Critics of the herbicide point out that many scientists have warned that the substance is genotoxic and probably causes cancer.
The European Food Safety Authority (EFSA, for its acronym in English) has affirmed this Thursday that the use of the herbicide glyphosate is safe for agriculture, generating controversy among environmentalists, who question this statement.
The agency’s statement indicates that, after a process that has lasted more than three years, the agency of the European Union (EU) has not identified No kind of “critical concern” in their peer review of the evaluation of that substance in relation to the risk it poses to humans, animals or the environment.
It also points out that the European Agency for Chemical Substances and Mixtures concluded last year that glyphosate does not meet the scientific criteria to be classified as a carcinogenic, mutagenic or toxic substance for reproduction.
However, it admits that there are a series of issues that could not be concluded, including the evaluation of one of the glyphosate impurities, the evaluation of the food risk for consumers and the evaluation of the risks for aquatic plants, detailing that, Regarding biodiversity, experts have recognized that the risks associated with the representative uses of this herbicide “are complex and depend on multiple factors.”
EPSA’s announcement has caused controversy among various organizations.
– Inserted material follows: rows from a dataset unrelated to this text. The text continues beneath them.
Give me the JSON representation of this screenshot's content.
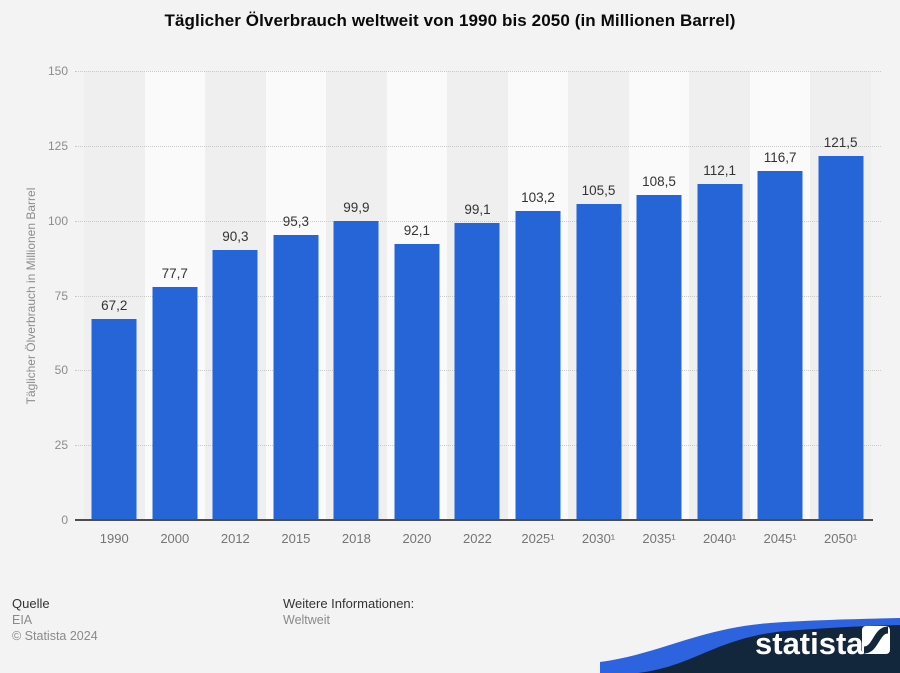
{
  "chart_data": {
    "type": "bar",
    "title": "Täglicher Ölverbrauch weltweit von 1990 bis 2050 (in Millionen Barrel)",
    "categories": [
      "1990",
      "2000",
      "2012",
      "2015",
      "2018",
      "2020",
      "2022",
      "2025¹",
      "2030¹",
      "2035¹",
      "2040¹",
      "2045¹",
      "2050¹"
    ],
    "values": [
      67.2,
      77.7,
      90.3,
      95.3,
      99.9,
      92.1,
      99.1,
      103.2,
      105.5,
      108.5,
      112.1,
      116.7,
      121.5
    ],
    "value_labels": [
      "67,2",
      "77,7",
      "90,3",
      "95,3",
      "99,9",
      "92,1",
      "99,1",
      "103,2",
      "105,5",
      "108,5",
      "112,1",
      "116,7",
      "121,5"
    ],
    "xlabel": "",
    "ylabel": "Täglicher Ölverbrauch in Millionen Barrel",
    "ylim": [
      0,
      150
    ],
    "yticks": [
      0,
      25,
      50,
      75,
      100,
      125,
      150
    ],
    "grid": "horizontal-dotted",
    "legend": "none",
    "bar_color": "#2565d8",
    "band_colors": [
      "#efeff0",
      "#fafafa"
    ]
  },
  "footer": {
    "source_label": "Quelle",
    "source": "EIA",
    "copyright": "© Statista 2024",
    "info_label": "Weitere Informationen:",
    "info": "Weltweit"
  },
  "branding": {
    "logo_text": "statista",
    "navy": "#12263c",
    "accent_blue": "#2e63e0"
  }
}
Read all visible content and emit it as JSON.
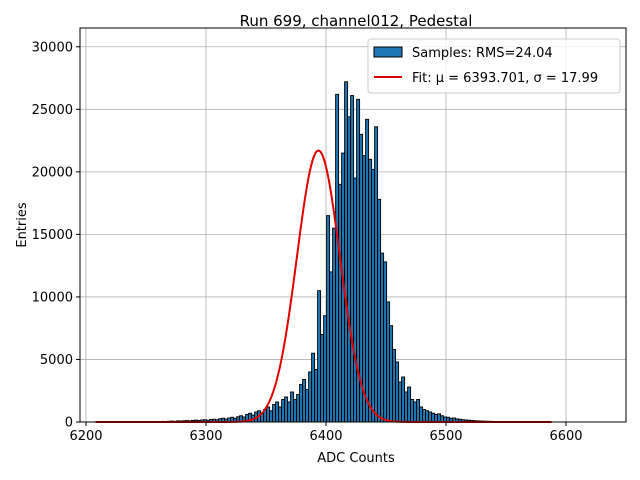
{
  "chart_data": {
    "type": "bar",
    "title": "Run 699, channel012, Pedestal",
    "xlabel": "ADC Counts",
    "ylabel": "Entries",
    "xlim": [
      6195,
      6650
    ],
    "ylim": [
      0,
      31500
    ],
    "xticks": [
      6200,
      6300,
      6400,
      6500,
      6600
    ],
    "yticks": [
      0,
      5000,
      10000,
      15000,
      20000,
      25000,
      30000
    ],
    "grid": true,
    "legend_position": "top-right",
    "histogram": {
      "name": "Samples: RMS=24.04",
      "color": "#1f77b4",
      "edgecolor": "#000000",
      "bin_edges_start": 6208,
      "bin_width": 1,
      "counts": [
        3,
        2,
        1,
        2,
        5,
        3,
        4,
        6,
        3,
        8,
        5,
        10,
        12,
        8,
        15,
        20,
        18,
        25,
        30,
        22,
        40,
        35,
        50,
        45,
        60,
        70,
        55,
        90,
        80,
        100,
        110,
        90,
        130,
        150,
        120,
        160,
        180,
        140,
        200,
        220,
        180,
        260,
        300,
        240,
        320,
        380,
        300,
        420,
        500,
        400,
        600,
        700,
        550,
        800,
        900,
        700,
        1000,
        1200,
        900,
        1400,
        1600,
        1200,
        1800,
        2000,
        1600,
        2400,
        1800,
        2200,
        3000,
        3400,
        2600,
        4000,
        5500,
        4200,
        10500,
        7000,
        8500,
        16500,
        12000,
        15500,
        26200,
        19000,
        21500,
        27200,
        24400,
        26100,
        19500,
        25800,
        23000,
        21300,
        24200,
        21000,
        20200,
        23600,
        17800,
        13500,
        12800,
        9600,
        7700,
        5800,
        4800,
        3200,
        3600,
        2400,
        2800,
        1800,
        1600,
        1800,
        1200,
        1000,
        900,
        800,
        700,
        600,
        650,
        500,
        400,
        380,
        300,
        320,
        250,
        220,
        180,
        160,
        150,
        120,
        100,
        90,
        80,
        70,
        60,
        55,
        50,
        40,
        35,
        30,
        25,
        20,
        18,
        15,
        12,
        10,
        8,
        6,
        5,
        4,
        3,
        2,
        2,
        1
      ]
    },
    "fit": {
      "name": "Fit: μ = 6393.701, σ = 17.99",
      "color": "#e00000",
      "mu": 6393.701,
      "sigma": 17.99,
      "amplitude": 21700,
      "x_range": [
        6208,
        6588
      ]
    }
  }
}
Thus, the non-profit research group Corporate Europe Observatory (CEO) spoke out against the decision and described it as “shocking”.
The organization points out that, after many years of debate, it is clear that the system of authorization from the EU yet does not protect human health and the environmentadding that this is a “slap in the face for all citizens” as well as for lawmakers who see the need to protect biodiversity and the future of food and reduce the general use of pesticides, a goal of the European Union.
“This will cause multinational agrochemicals and their shareholders to open bottles of champagne, but it will harm people and the planet. People are fed up with glyphosate and we are fed up with being lied to,” said Hans van Scharen, a CEO researcher.
In addition, he criticized the fact that they have given the go-ahead to glyphosate based mainly on “poor scientific studies led by companies”, thus ignoring the opinion of many other specialists who have warned that the substance is genotoxic and probably causes cancer.
For its part, the Stop Glyphosate initiative has called on the European Commission and national governments to ban the chemical, arguing that the 2017 five-year approval was already seen as a phase-out period by several EU countries, including France.